At a Sept. 5 regular Parksville city council meeting, a major change to the sanitary sewer rates was approved relating to the French Creek wastewater treatment plant charges.
This will particularly impact commercial and residential stratas and apartment buildings that pay the sewage fees on behalf of their residents or tenants.
The French Creek wastewater treatment plant (RDNWW) costs are billed to the City of Parksville from the Regional District of Nanimo (RDN), and in the past, the full charge from the RDN were included as part of the property tax bill. According to Lucky Butterworth, director of finance for the City of Parksville, these costs totalled $2,545,000 in 2018.
Current sewer rates have a fixed charge for the first 100 cubic metres of sewage disposal. According to Butterworth, many households and a few businesses are under that threshold but are paying the same as someone disposing of 100 cubic meters.
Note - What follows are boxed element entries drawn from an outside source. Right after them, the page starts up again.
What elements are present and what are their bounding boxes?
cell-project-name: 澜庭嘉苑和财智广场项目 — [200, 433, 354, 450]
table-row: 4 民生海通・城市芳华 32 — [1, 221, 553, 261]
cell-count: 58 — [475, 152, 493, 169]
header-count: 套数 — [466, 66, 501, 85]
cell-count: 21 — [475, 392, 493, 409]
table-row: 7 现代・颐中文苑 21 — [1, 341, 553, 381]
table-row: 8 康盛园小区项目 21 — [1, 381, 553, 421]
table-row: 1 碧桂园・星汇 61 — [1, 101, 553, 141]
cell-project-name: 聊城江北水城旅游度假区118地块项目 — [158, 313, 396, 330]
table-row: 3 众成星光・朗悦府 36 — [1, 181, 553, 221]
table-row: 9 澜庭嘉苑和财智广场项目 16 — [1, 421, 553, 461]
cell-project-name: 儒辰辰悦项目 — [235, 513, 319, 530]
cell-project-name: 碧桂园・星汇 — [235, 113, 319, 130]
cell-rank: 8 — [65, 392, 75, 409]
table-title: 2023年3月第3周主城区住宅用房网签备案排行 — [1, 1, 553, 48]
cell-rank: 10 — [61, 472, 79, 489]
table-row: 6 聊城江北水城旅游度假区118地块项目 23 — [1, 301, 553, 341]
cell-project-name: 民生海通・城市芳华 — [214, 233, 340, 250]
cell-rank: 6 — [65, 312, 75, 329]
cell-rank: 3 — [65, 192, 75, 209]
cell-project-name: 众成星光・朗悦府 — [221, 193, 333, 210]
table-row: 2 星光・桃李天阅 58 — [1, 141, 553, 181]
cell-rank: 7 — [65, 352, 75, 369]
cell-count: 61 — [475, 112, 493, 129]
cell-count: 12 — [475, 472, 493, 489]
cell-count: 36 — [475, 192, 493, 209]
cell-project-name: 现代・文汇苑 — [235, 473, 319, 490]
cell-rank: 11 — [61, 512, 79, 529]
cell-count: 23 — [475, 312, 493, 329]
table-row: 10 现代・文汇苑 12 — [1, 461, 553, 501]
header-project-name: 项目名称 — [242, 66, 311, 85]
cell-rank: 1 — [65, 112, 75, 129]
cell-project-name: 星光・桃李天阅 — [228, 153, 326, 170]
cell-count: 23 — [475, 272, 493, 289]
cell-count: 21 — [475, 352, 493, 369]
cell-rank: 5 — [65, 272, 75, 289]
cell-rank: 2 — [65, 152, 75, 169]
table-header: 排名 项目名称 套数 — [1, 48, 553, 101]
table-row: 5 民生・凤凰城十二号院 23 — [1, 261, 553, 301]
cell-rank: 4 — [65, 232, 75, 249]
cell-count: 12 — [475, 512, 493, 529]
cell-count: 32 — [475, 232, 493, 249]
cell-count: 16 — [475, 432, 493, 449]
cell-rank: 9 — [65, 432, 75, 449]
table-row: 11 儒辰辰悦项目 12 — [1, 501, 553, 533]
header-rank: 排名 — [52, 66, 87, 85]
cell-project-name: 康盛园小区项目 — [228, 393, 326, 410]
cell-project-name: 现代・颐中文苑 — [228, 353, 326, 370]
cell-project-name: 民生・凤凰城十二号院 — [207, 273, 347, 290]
“Property taxpayers are currently funding the French Creek sewage treatment plant rather than the actual purveyors to the treatment plant,” Butterworth said at the meeting. “The costs from the plant are billed to the city from the RDN (totalling $2.545M). Staff believe it would be more appropriate if these costs be paid by the sewer rate payers rather than the property taxpayers.”
In a Sept. 12 handout, Butterworth said the RDN calculates the city’s share of the RDNWW plant based on the wastewater flows from the city compared to other users of the plant (Qualicum Beach, French Creek, Nanoose, etc). Therefore it is more appropriate for those costs to be borne by the users of the system rather than property taxpayers (property taxpayers pay based on their property assessment rather than their wastewater flows into the RDNWW plant).
Over a 10-year period, the costs of the treatment plant will be moved to the sanitary sewer fund so the total sewer costs will be billed on the utility bill instead of part billed on the utility bill and the RDNWW plant portion on the property tax bill.
For 2019, this will require a 20 per cent increase in the sewer rates on utility bills starting with the April to September 2019 billing. The increase will be offset by an approximate 10 per cent reduction to the RDNWW amount on one’s property tax bill. For the average residential property, these two amounts will be close to equal.
Butterworth said if you are a strata, apartment building owner, commercial operator, or anyone else paying the utility bills on behalf of tenants or strata owners you will be impacted by this and should factor in this 20 per cent rate increase into your tenant/strata charges after April 1, 2019.
There is also a three per cent inflationary increase in the sewer rates effective for the Oct. 1, 2018 to March 31, 2019 billing period.